The Kurds are believed to have descended from Indo-European peoples, particularly the Medes. The Median Empire began in 612 B.C. It included parts of what are now Afghanistan, Iran, Pakistan, and Turkey. The empire lasted until about 550 B.C., when Media became a province of the Persian Empire.

For the next thousand years, Kurds lived under a succession of foreign rulers, including the Macedonians, the Parthians, and the Sasanians (another Persian dynasty). Muslims conquered the area in A.D. 651, beginning the Kurdish conversion to Islam. In the 1500’s, most of Kurdistan came under the rule of largely independent Kurdish emirates (principalities) within the Ottoman Empire. The neighboring Safavid empire, based in what is now Iran, also controlled part of Kurdistan.

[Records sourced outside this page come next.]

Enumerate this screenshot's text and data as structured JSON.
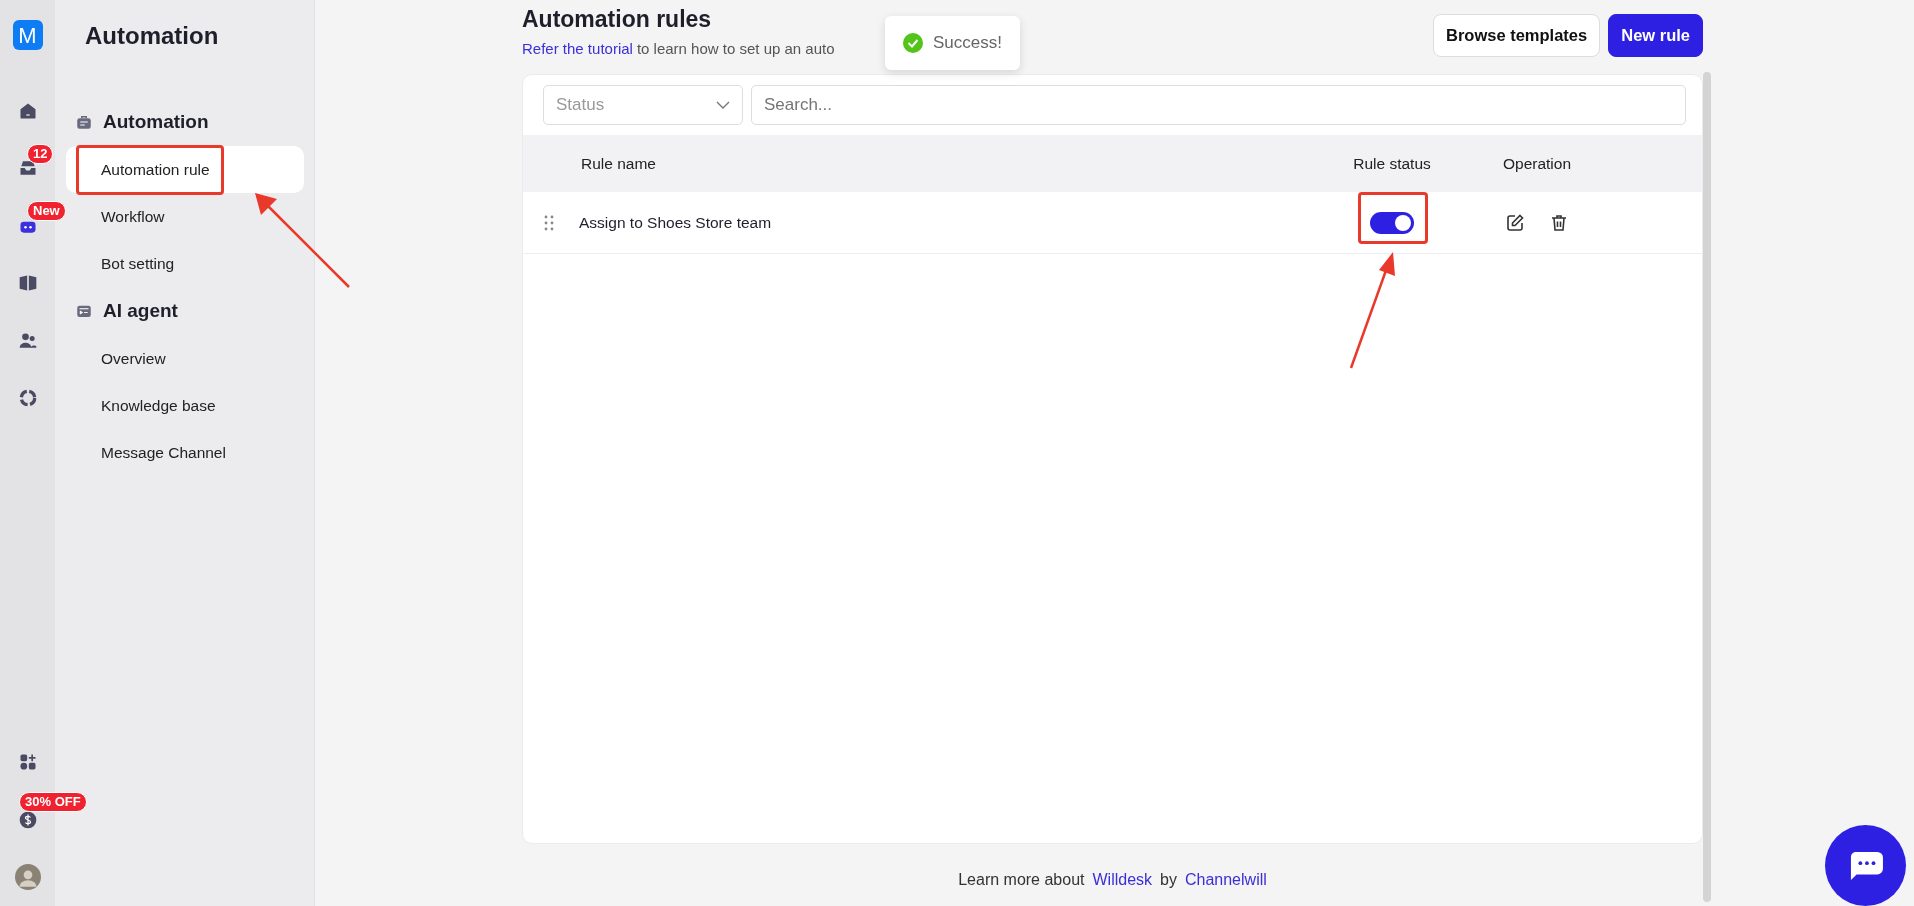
{
  "rail": {
    "logo": "M",
    "top_items": [
      {
        "kind": "home"
      },
      {
        "kind": "inbox",
        "badge": "12"
      },
      {
        "kind": "bot",
        "badge": "New"
      },
      {
        "kind": "book"
      },
      {
        "kind": "users"
      },
      {
        "kind": "chart"
      }
    ],
    "bottom_items": [
      {
        "kind": "apps"
      },
      {
        "kind": "billing",
        "badge": "30% OFF"
      },
      {
        "kind": "avatar"
      }
    ]
  },
  "sidebar": {
    "title": "Automation",
    "sections": [
      {
        "kind": "automation",
        "label": "Automation",
        "items": [
          {
            "label": "Automation rule",
            "selected": true,
            "highlighted": true
          },
          {
            "label": "Workflow",
            "selected": false,
            "highlighted": false
          },
          {
            "label": "Bot setting",
            "selected": false,
            "highlighted": false
          }
        ]
      },
      {
        "kind": "ai",
        "label": "AI agent",
        "items": [
          {
            "label": "Overview",
            "selected": false,
            "highlighted": false
          },
          {
            "label": "Knowledge base",
            "selected": false,
            "highlighted": false
          },
          {
            "label": "Message Channel",
            "selected": false,
            "highlighted": false
          }
        ]
      }
    ]
  },
  "header": {
    "title": "Automation rules",
    "link": "Refer the tutorial",
    "subtitle": "to learn how to set up an auto",
    "buttons": [
      {
        "label": "Browse templates",
        "kind": "secondary"
      },
      {
        "label": "New rule",
        "kind": "primary"
      }
    ]
  },
  "toast": {
    "text": "Success!"
  },
  "filters": {
    "status": {
      "placeholder": "Status"
    },
    "search": {
      "placeholder": "Search..."
    }
  },
  "table": {
    "columns": [
      "Rule name",
      "Rule status",
      "Operation"
    ],
    "rows": [
      {
        "name": "Assign to Shoes Store team",
        "on": true,
        "highlighted": true
      }
    ]
  },
  "footer": {
    "text": "Learn more about",
    "link1": "Willdesk",
    "middle": "by",
    "link2": "Channelwill"
  }
}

The Ottoman Empire broke apart after the end of World War I (1914-1918). The 1920 Treaty of Sèvres called for new independent nations in the Middle East, including a new Kurdish state. However, Kurdistan was instead divided between Iran and the new nations of Syria, Iraq, and Turkey. From the 1920’s to the 1980’s, Iranian, Iraqi, and Turkish forces put down a number of Kurdish uprisings.

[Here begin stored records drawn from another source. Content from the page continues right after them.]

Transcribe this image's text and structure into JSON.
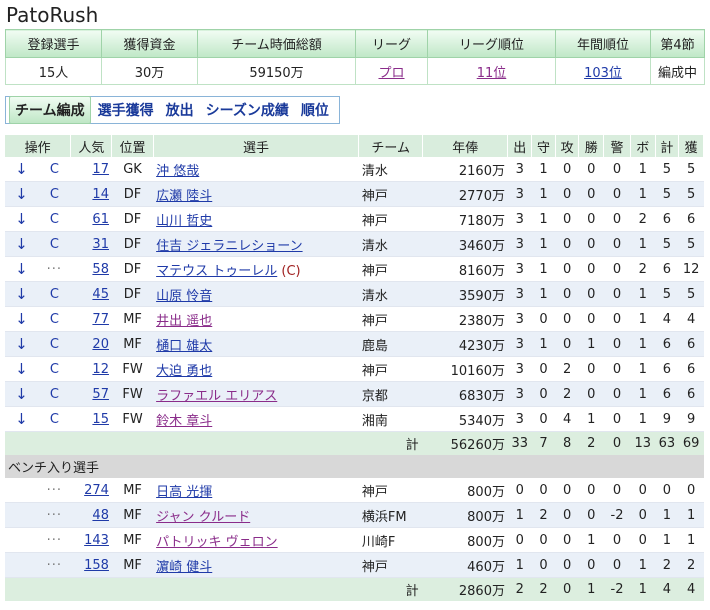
{
  "app_title": "PatoRush",
  "summary": {
    "headers": [
      "登録選手",
      "獲得資金",
      "チーム時価総額",
      "リーグ",
      "リーグ順位",
      "年間順位",
      "第4節"
    ],
    "values": [
      "15人",
      "30万",
      "59150万",
      "プロ",
      "11位",
      "103位",
      "編成中"
    ]
  },
  "tabs": [
    "チーム編成",
    "選手獲得",
    "放出",
    "シーズン成績",
    "順位"
  ],
  "roster": {
    "headers": [
      "操作",
      "人気",
      "位置",
      "選手",
      "チーム",
      "年俸",
      "出",
      "守",
      "攻",
      "勝",
      "警",
      "ボ",
      "計",
      "獲"
    ],
    "starters": [
      {
        "op1": "↓",
        "op2": "C",
        "pop": "17",
        "pos": "GK",
        "name": "沖 悠哉",
        "cap": "",
        "team": "清水",
        "salary": "2160万",
        "s": [
          "3",
          "1",
          "0",
          "0",
          "0",
          "1",
          "5",
          "5"
        ],
        "style": "blue"
      },
      {
        "op1": "↓",
        "op2": "C",
        "pop": "14",
        "pos": "DF",
        "name": "広瀬 陸斗",
        "cap": "",
        "team": "神戸",
        "salary": "2770万",
        "s": [
          "3",
          "1",
          "0",
          "0",
          "0",
          "1",
          "5",
          "5"
        ],
        "style": "blue"
      },
      {
        "op1": "↓",
        "op2": "C",
        "pop": "61",
        "pos": "DF",
        "name": "山川 哲史",
        "cap": "",
        "team": "神戸",
        "salary": "7180万",
        "s": [
          "3",
          "1",
          "0",
          "0",
          "0",
          "2",
          "6",
          "6"
        ],
        "style": "blue"
      },
      {
        "op1": "↓",
        "op2": "C",
        "pop": "31",
        "pos": "DF",
        "name": "住吉 ジェラニレショーン",
        "cap": "",
        "team": "清水",
        "salary": "3460万",
        "s": [
          "3",
          "1",
          "0",
          "0",
          "0",
          "1",
          "5",
          "5"
        ],
        "style": "blue"
      },
      {
        "op1": "↓",
        "op2": "···",
        "pop": "58",
        "pos": "DF",
        "name": "マテウス トゥーレル",
        "cap": "(C)",
        "team": "神戸",
        "salary": "8160万",
        "s": [
          "3",
          "1",
          "0",
          "0",
          "0",
          "2",
          "6",
          "12"
        ],
        "style": "blue"
      },
      {
        "op1": "↓",
        "op2": "C",
        "pop": "45",
        "pos": "DF",
        "name": "山原 怜音",
        "cap": "",
        "team": "清水",
        "salary": "3590万",
        "s": [
          "3",
          "1",
          "0",
          "0",
          "0",
          "1",
          "5",
          "5"
        ],
        "style": "blue"
      },
      {
        "op1": "↓",
        "op2": "C",
        "pop": "77",
        "pos": "MF",
        "name": "井出 遥也",
        "cap": "",
        "team": "神戸",
        "salary": "2380万",
        "s": [
          "3",
          "0",
          "0",
          "0",
          "0",
          "1",
          "4",
          "4"
        ],
        "style": "violet"
      },
      {
        "op1": "↓",
        "op2": "C",
        "pop": "20",
        "pos": "MF",
        "name": "樋口 雄太",
        "cap": "",
        "team": "鹿島",
        "salary": "4230万",
        "s": [
          "3",
          "1",
          "0",
          "1",
          "0",
          "1",
          "6",
          "6"
        ],
        "style": "blue"
      },
      {
        "op1": "↓",
        "op2": "C",
        "pop": "12",
        "pos": "FW",
        "name": "大迫 勇也",
        "cap": "",
        "team": "神戸",
        "salary": "10160万",
        "s": [
          "3",
          "0",
          "2",
          "0",
          "0",
          "1",
          "6",
          "6"
        ],
        "style": "blue"
      },
      {
        "op1": "↓",
        "op2": "C",
        "pop": "57",
        "pos": "FW",
        "name": "ラファエル エリアス",
        "cap": "",
        "team": "京都",
        "salary": "6830万",
        "s": [
          "3",
          "0",
          "2",
          "0",
          "0",
          "1",
          "6",
          "6"
        ],
        "style": "violet"
      },
      {
        "op1": "↓",
        "op2": "C",
        "pop": "15",
        "pos": "FW",
        "name": "鈴木 章斗",
        "cap": "",
        "team": "湘南",
        "salary": "5340万",
        "s": [
          "3",
          "0",
          "4",
          "1",
          "0",
          "1",
          "9",
          "9"
        ],
        "style": "violet"
      }
    ],
    "starters_total": {
      "label": "計",
      "salary": "56260万",
      "s": [
        "33",
        "7",
        "8",
        "2",
        "0",
        "13",
        "63",
        "69"
      ]
    },
    "bench_label": "ベンチ入り選手",
    "bench": [
      {
        "op1": "",
        "op2": "···",
        "pop": "274",
        "pos": "MF",
        "name": "日高 光揮",
        "cap": "",
        "team": "神戸",
        "salary": "800万",
        "s": [
          "0",
          "0",
          "0",
          "0",
          "0",
          "0",
          "0",
          "0"
        ],
        "style": "blue"
      },
      {
        "op1": "",
        "op2": "···",
        "pop": "48",
        "pos": "MF",
        "name": "ジャン クルード",
        "cap": "",
        "team": "横浜FM",
        "salary": "800万",
        "s": [
          "1",
          "2",
          "0",
          "0",
          "-2",
          "0",
          "1",
          "1"
        ],
        "style": "violet"
      },
      {
        "op1": "",
        "op2": "···",
        "pop": "143",
        "pos": "MF",
        "name": "パトリッキ ヴェロン",
        "cap": "",
        "team": "川崎F",
        "salary": "800万",
        "s": [
          "0",
          "0",
          "0",
          "1",
          "0",
          "0",
          "1",
          "1"
        ],
        "style": "violet"
      },
      {
        "op1": "",
        "op2": "···",
        "pop": "158",
        "pos": "MF",
        "name": "濵崎 健斗",
        "cap": "",
        "team": "神戸",
        "salary": "460万",
        "s": [
          "1",
          "0",
          "0",
          "0",
          "0",
          "1",
          "2",
          "2"
        ],
        "style": "blue"
      }
    ],
    "bench_total": {
      "label": "計",
      "salary": "2860万",
      "s": [
        "2",
        "2",
        "0",
        "1",
        "-2",
        "1",
        "4",
        "4"
      ]
    }
  }
}
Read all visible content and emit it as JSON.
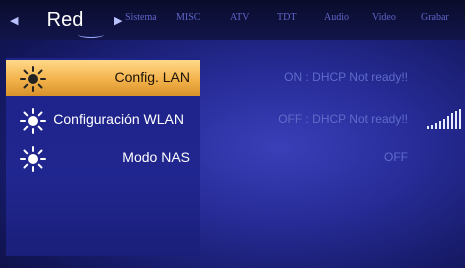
{
  "header": {
    "active_tab": "Red",
    "tabs": [
      "Sistema",
      "MISC",
      "ATV",
      "TDT",
      "Audio",
      "Video",
      "Grabar"
    ]
  },
  "menu": {
    "items": [
      {
        "label": "Config. LAN",
        "value": "ON : DHCP Not ready!!",
        "selected": true
      },
      {
        "label": "Configuración WLAN",
        "value": "OFF : DHCP Not ready!!",
        "selected": false
      },
      {
        "label": "Modo NAS",
        "value": "OFF",
        "selected": false
      }
    ]
  },
  "icons": {
    "menu_item_icon": "sun-icon",
    "wlan_indicator": "signal-strength-icon"
  },
  "colors": {
    "selected_gradient_top": "#ffd98a",
    "selected_gradient_bottom": "#d8922b",
    "value_text": "#5f6cc9",
    "background": "#272c98"
  }
}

Beginning in 1984, the Kurdistan Workers’ Party, commonly called the PKK, rose up in Turkey to demand cultural and political independence for Kurds in Turkey. PKK stands for the group’s name in Kurdish, Partiya Karkeren Kurdistan. The movement also spread to some neighboring nations, including Iran and Iraq. Conflicts between the PKK and local governments resulted in the deaths of many thousands of people, mostly Kurdish civilians. In the 1990’s, thousands more died as Kurdish groups in Iraq fought among themselves.

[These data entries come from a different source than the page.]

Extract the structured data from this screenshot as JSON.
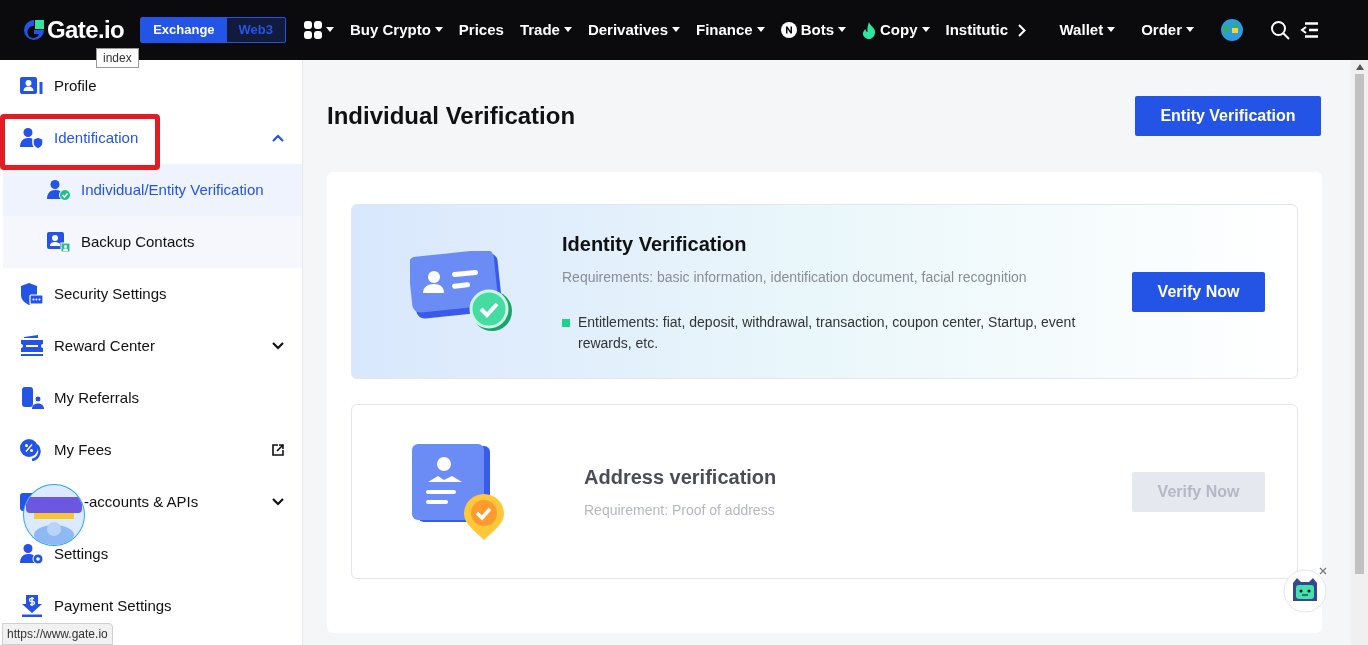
{
  "header": {
    "logo": "Gate.io",
    "logo_tooltip": "index",
    "mode_tabs": [
      {
        "label": "Exchange",
        "selected": true
      },
      {
        "label": "Web3",
        "selected": false
      }
    ],
    "nav": [
      {
        "kind": "apps",
        "caret": true
      },
      {
        "kind": "plain",
        "label": "Buy Crypto",
        "caret": true
      },
      {
        "kind": "plain",
        "label": "Prices",
        "caret": false
      },
      {
        "kind": "plain",
        "label": "Trade",
        "caret": true
      },
      {
        "kind": "plain",
        "label": "Derivatives",
        "caret": true
      },
      {
        "kind": "plain",
        "label": "Finance",
        "caret": true
      },
      {
        "kind": "bots",
        "label": "Bots",
        "caret": true
      },
      {
        "kind": "copy",
        "label": "Copy",
        "caret": true
      },
      {
        "kind": "plain",
        "label": "Institutic",
        "caret": false
      }
    ],
    "right_nav": [
      {
        "label": "Wallet",
        "caret": true
      },
      {
        "label": "Order",
        "caret": true
      }
    ]
  },
  "sidebar": {
    "items": [
      {
        "kind": "profile",
        "label": "Profile",
        "selected": false
      },
      {
        "kind": "identification",
        "label": "Identification",
        "selected": true,
        "expanded": true,
        "highlighted": true,
        "children": [
          {
            "kind": "verified",
            "label": "Individual/Entity Verification",
            "selected": true
          },
          {
            "kind": "contacts",
            "label": "Backup Contacts",
            "selected": false
          }
        ]
      },
      {
        "kind": "security",
        "label": "Security Settings",
        "selected": false
      },
      {
        "kind": "reward",
        "label": "Reward Center",
        "selected": false,
        "expanded": false
      },
      {
        "kind": "referrals",
        "label": "My Referrals",
        "selected": false
      },
      {
        "kind": "fees",
        "label": "My Fees",
        "selected": false,
        "external": true
      },
      {
        "kind": "subaccounts",
        "label": "-accounts & APIs",
        "selected": false,
        "expanded": false
      },
      {
        "kind": "settings",
        "label": "Settings",
        "selected": false
      },
      {
        "kind": "payment",
        "label": "Payment Settings",
        "selected": false
      }
    ]
  },
  "main": {
    "title": "Individual Verification",
    "entity_button": "Entity Verification",
    "cards": [
      {
        "kind": "identity",
        "title": "Identity Verification",
        "requirement": "Requirements: basic information, identification document, facial recognition",
        "entitlements": "Entitlements: fiat, deposit, withdrawal, transaction, coupon center, Startup, event rewards, etc.",
        "button": "Verify Now",
        "disabled": false
      },
      {
        "kind": "address",
        "title": "Address verification",
        "requirement": "Requirement: Proof of address",
        "button": "Verify Now",
        "disabled": true
      }
    ]
  },
  "status_url": "https://www.gate.io"
}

Many Kurdish groups shifted their focus toward gaining cultural and political rights within their national boundaries. But other groups—especially Kurds in Iran, Iraq, and Turkey—continued to strive for an independent Kurdish state. In 1992, the Kurds succeeded in establishing the Kurdistan Regional Government (KRG) in northern Iraq. It remains largely autonomous (self-ruling) today.

In 2014, a Sunni extremist group known as the Islamic State occupied areas of northern Iraq adjacent to the KRG area. Islamic State is sometimes known by the initials ISIS or ISIL. As Iraqi government forces retreated, Kurdish security forces (also called peshmerga) used that opportunity to occupy Kirkuk, which they consider to be their capital and cultural center. Peshmerga is Kurdish for those who confront death. After the defeat of the Islamic State in Iraq in late 2017, Iraqi forces retook Kirkuk.